Sultanbeyli’de yaşayan eski boksör İsmail Özkan, küçük ayakkabı atölyesinde ayakkabı tamirciliği mesleğini yaşatmaya çalışıyor. Atölyenin duvarlarını boks eldivenleri, madalyalar ve gazete kupürleri ile süsleyen Özkan, küçükken babasının kendisini dövmesine sonlanarak boksa başladı. “Öyle sinirleniyordum ki, kendi kendime bu boksu öğreneceğim, babamı döveceğim diyordum. Lakin baba dövülür mü? Ben de boksa başladım.” diyen Özkan, dikkat çeken hayat kıssasını anlattı.

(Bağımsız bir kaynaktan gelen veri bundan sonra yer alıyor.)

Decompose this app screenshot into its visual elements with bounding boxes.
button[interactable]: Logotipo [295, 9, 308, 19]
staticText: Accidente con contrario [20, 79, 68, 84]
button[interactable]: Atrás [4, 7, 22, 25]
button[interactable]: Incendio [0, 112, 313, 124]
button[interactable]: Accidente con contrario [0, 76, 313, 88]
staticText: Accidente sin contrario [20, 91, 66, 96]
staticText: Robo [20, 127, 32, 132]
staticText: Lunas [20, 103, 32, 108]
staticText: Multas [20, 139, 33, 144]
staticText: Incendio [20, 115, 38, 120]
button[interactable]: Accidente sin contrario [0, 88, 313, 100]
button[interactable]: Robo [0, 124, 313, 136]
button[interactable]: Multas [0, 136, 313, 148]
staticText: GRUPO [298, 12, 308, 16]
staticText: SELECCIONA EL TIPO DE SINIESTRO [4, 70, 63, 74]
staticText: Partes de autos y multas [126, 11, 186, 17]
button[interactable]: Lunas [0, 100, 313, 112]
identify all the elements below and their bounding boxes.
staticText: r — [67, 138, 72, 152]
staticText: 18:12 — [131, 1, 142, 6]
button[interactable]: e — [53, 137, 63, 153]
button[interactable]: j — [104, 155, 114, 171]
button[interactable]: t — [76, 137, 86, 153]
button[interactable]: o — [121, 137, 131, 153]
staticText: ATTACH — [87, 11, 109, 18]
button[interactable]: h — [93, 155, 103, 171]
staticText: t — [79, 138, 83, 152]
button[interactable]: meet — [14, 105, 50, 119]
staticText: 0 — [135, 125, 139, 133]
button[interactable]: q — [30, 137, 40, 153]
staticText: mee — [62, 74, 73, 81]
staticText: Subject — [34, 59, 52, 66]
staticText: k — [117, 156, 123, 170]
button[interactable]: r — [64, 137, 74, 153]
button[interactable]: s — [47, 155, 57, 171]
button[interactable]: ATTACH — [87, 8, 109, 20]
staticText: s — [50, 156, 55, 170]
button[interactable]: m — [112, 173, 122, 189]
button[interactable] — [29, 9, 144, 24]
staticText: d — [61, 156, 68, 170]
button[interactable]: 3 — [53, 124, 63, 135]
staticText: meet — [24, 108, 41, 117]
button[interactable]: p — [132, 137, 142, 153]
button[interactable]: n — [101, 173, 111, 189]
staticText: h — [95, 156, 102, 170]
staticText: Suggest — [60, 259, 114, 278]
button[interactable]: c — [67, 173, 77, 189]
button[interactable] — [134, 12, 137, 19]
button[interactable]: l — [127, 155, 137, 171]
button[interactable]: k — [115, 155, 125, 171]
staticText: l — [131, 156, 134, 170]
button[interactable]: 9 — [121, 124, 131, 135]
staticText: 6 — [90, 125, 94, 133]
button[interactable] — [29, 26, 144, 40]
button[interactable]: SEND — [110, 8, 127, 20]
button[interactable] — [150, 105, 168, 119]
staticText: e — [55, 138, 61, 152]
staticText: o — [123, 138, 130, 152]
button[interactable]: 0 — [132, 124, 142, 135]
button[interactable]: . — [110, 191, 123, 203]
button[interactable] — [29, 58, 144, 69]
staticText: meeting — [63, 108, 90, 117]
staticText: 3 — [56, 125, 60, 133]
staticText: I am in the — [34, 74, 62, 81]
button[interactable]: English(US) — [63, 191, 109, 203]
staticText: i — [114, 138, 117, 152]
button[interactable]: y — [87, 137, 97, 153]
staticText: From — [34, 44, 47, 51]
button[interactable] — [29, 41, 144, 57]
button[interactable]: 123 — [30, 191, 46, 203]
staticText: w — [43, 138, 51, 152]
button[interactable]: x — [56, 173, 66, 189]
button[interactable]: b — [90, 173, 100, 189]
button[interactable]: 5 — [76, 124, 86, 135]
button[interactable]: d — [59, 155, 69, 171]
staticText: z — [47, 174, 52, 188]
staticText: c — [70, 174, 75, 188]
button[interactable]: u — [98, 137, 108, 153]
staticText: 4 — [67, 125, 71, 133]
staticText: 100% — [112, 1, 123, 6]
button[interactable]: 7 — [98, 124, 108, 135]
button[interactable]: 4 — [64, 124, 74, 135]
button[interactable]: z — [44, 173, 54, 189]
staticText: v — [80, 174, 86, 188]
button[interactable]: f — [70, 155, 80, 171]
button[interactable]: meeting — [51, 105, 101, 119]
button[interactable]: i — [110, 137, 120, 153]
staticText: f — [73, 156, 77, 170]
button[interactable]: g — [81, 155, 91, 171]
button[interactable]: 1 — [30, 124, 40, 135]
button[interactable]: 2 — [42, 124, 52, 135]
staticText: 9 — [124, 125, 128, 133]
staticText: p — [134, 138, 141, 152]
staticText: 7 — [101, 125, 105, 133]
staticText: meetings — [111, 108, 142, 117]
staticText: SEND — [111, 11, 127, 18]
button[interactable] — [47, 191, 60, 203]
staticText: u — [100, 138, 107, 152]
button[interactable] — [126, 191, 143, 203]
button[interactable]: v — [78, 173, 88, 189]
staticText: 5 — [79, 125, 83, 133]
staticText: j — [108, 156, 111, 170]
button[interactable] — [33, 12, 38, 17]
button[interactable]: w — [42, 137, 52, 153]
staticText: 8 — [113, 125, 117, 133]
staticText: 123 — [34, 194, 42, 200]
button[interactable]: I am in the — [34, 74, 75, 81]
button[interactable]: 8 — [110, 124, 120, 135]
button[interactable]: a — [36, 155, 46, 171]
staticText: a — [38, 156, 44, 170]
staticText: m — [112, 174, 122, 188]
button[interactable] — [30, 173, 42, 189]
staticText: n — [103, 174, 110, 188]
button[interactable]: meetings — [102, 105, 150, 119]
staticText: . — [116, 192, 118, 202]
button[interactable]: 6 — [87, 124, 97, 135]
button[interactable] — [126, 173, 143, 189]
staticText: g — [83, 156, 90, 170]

“AYAKKABI TAMİRCİLİĞİ BİTTİ”
Ayakkabı tamirciliğindeki meselelere değinen İsmail Özkan, “Ayakkabı tamirciliği azaldı, bitti. Evvelden 4-5 kişi bile küçük bir atölyede full-time çalışırken, şu an büsbütün bitti. Artık ayakkabıları kimse tamir ettirmiyor, atıyor kenara yeni ayakkabı istiyor. Bu türlü problemler var.” tabirlerini kullandı. Ayakkabıların uzun ömürlü olması için yapılması gerekenleri de anlatan Özkan, şunları kaydetti: “Ben kendim ayakkabı yapıyorum. Gerçek deri fabrikadan tuzlanarak çıkıyor. Tuzlanmış deri ile ayakkabı imalatını yapıyoruz, üstüne rötuş boyası atıyoruz. Bunu alan kişi bir gün sonra yağmur yahut su temas etmeden lostrada hoş bir boya attırması lazım. Ondan sonra bu ayakkabı tuzu atmaz, rahat bir formda giyilebilir. Boyamazsan bu ayakkabı beyazlar.”
“BABAM BENİ ÇOK DÖVERDİ, BOKSÖR OLUP ONU DÖVECEĞİM DİYORDUM”
Gençliğinde uzun vakit boksla uğraştığını kaydeden İsmail Özkan, “Babam küçük yaşta beni çok dövüyordu. O denli sinirleniyordum ki, kendi kendime ‘bu boksu öğreneceğim, babamı döveceğim’ diyordum. Lakin baba dövülür mü? Ben de boksa başladım. Babam da o ortalar hasta oldu. Maçlara çıkıyordum. Maçı kazandığımda tribünlere bakıyordum, ‘babam keşke yanımda olsaydı da maçlarımı seyretseydi’ diyordum. Arkadaşlarımın babaları gelirdi, omuzlarına alıp gezdirirlerdi. Benim babam yoktu. Bunun duygusallığını hala yaşıyorum.” tabirlerini kullandı. Özkan, “Babam beyin kanaması geçirmişti, hasta olduğu için karşılaşmalara gelemiyordu. Ben kendi maçlarımı izletmeye çalışıyordum, izleyemiyordu, akli istikrarı gitmişti. Babama maçlara gideceğim dediğimde ‘oğlum dikkat et kendine’ derdi” formunda konuştu.